Patients with normal percentage of blood leaving the heart each time it contracts and symptoms of heart failure are considered to have diastolic heart failure. Diastolic heart failure patients have not been as well studied as patients with systolic heart failure. Systolic heart failure patients have impaired blood ejection with each contraction of the heart, and do not derive long term benefit from the same medications.
According to the researchers, heart failure affects six million people in the U.S. alone and half of those admissions are patients with diastolic heart failure. However, there are not yet any treatments for this condition. In addition, the number of people who will develop diastolic heart failure is expected to rise as the population ages and the incidence of obesity and hypertension increases.

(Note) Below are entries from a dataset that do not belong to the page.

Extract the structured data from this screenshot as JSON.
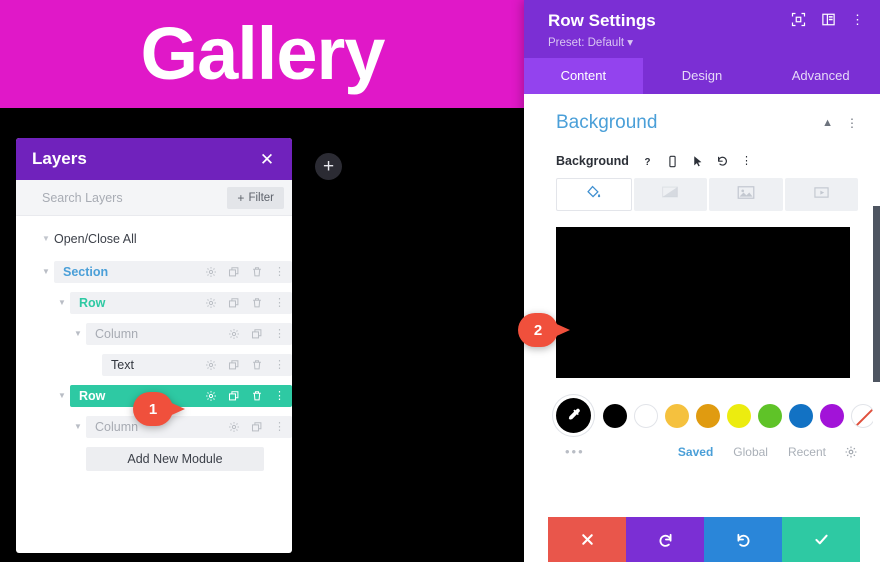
{
  "canvas": {
    "banner_text": "Gallery",
    "banner_color": "#e018c8",
    "add_button_label": "+"
  },
  "layers_panel": {
    "title": "Layers",
    "close_icon": "close-icon",
    "search_placeholder": "Search Layers",
    "search_value": "",
    "filter_label": "Filter",
    "open_close_all": "Open/Close All",
    "add_new_module": "Add New Module",
    "rows": [
      {
        "label": "Section",
        "type": "section",
        "level": 0,
        "selected": false,
        "has_trash": true
      },
      {
        "label": "Row",
        "type": "row",
        "level": 1,
        "selected": false,
        "has_trash": true
      },
      {
        "label": "Column",
        "type": "column",
        "level": 2,
        "selected": false,
        "has_trash": false
      },
      {
        "label": "Text",
        "type": "text",
        "level": 3,
        "selected": false,
        "has_trash": true
      },
      {
        "label": "Row",
        "type": "row",
        "level": 1,
        "selected": true,
        "has_trash": true
      },
      {
        "label": "Column",
        "type": "column",
        "level": 2,
        "selected": false,
        "has_trash": false
      }
    ],
    "row_icons": [
      "gear-icon",
      "duplicate-icon",
      "trash-icon",
      "more-vertical-icon"
    ],
    "colors": {
      "header": "#7022bc",
      "selected_row": "#2ec9a3",
      "section_label": "#4a9fd8",
      "row_label": "#2ec9a3"
    }
  },
  "markers": [
    {
      "number": "1",
      "color": "#f0503c"
    },
    {
      "number": "2",
      "color": "#f0503c"
    }
  ],
  "settings_panel": {
    "title": "Row Settings",
    "preset": "Preset: Default",
    "header_icons": [
      "focus-icon",
      "layout-icon",
      "more-vertical-icon"
    ],
    "tabs": [
      {
        "label": "Content",
        "active": true
      },
      {
        "label": "Design",
        "active": false
      },
      {
        "label": "Advanced",
        "active": false
      }
    ],
    "section": {
      "title": "Background",
      "collapse_icon": "chevron-up-icon",
      "more_icon": "more-vertical-icon"
    },
    "field": {
      "label": "Background",
      "icons": [
        "help-icon",
        "mobile-icon",
        "cursor-icon",
        "reset-icon",
        "more-vertical-icon"
      ]
    },
    "bg_tabs": [
      {
        "icon": "paint-bucket-icon",
        "active": true
      },
      {
        "icon": "gradient-icon",
        "active": false
      },
      {
        "icon": "image-icon",
        "active": false
      },
      {
        "icon": "video-icon",
        "active": false
      }
    ],
    "preview_color": "#000000",
    "eyedropper_icon": "eyedropper-icon",
    "swatches": [
      {
        "color": "#000000",
        "name": "black"
      },
      {
        "color": "#ffffff",
        "name": "white"
      },
      {
        "color": "#f5c13e",
        "name": "amber"
      },
      {
        "color": "#e09b10",
        "name": "dark-orange"
      },
      {
        "color": "#ecec0f",
        "name": "yellow"
      },
      {
        "color": "#5fc328",
        "name": "green"
      },
      {
        "color": "#1272c4",
        "name": "blue"
      },
      {
        "color": "#a213d8",
        "name": "purple"
      },
      {
        "color": "none",
        "name": "no-color"
      }
    ],
    "palette_more": "•••",
    "palette_tabs": [
      {
        "label": "Saved",
        "active": true
      },
      {
        "label": "Global",
        "active": false
      },
      {
        "label": "Recent",
        "active": false
      }
    ],
    "palette_settings_icon": "gear-icon",
    "actions": [
      {
        "name": "cancel",
        "icon": "x-icon",
        "color": "#e9564b"
      },
      {
        "name": "undo",
        "icon": "undo-icon",
        "color": "#7b2fd4"
      },
      {
        "name": "redo",
        "icon": "redo-icon",
        "color": "#2a86d9"
      },
      {
        "name": "save",
        "icon": "check-icon",
        "color": "#2ec9a3"
      }
    ]
  }
}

“An incredible amount of expensive and time-consuming resources are being spent on reducing readmissions at a national level, but have not translated into a reduction in heart failure mortality,” said senior author Flora Sam, MD, associate professor of cardiovascular medicine at the Whitaker Cardiovascular Institute at BUSM and attending physician of cardiovascular medicine and heart failure at BMC.
The researchers gathered patient data from all heart failure admissions over a two-year period at BMC. Using the American Heart Association’s Get-With-the-Guidelines quality improvement program, patients were reviewed for co-morbid conditions including kidney function, blood counts, and blood tests such as brain natriuretic peptide (BNP), a marker of heart failure.
The findings showed that in comparison to those with systolic heart failure, diastolic heart failure patients were older, more likely to be overweight, female and have hypertension. The one-year outcome of in-hospital morbidity and mortality was similar between diastolic and systolic heart failure patients. Though the early readmission rate in the 30 days after discharge was initially lower in patients with diastolic heart failure, this soon increased such that it was similar to those with systolic heart failure.
“This study shows the importance of refocusing our attention and resources on medication trials, which have historically reduced adverse long-term outcomes in chronic heart failure patients. Exploring medicinal treatment options for diastolic heart failure patients could potentially reduce readmissions, morbidity, mortality and long-term healthcare costs,” said Sam.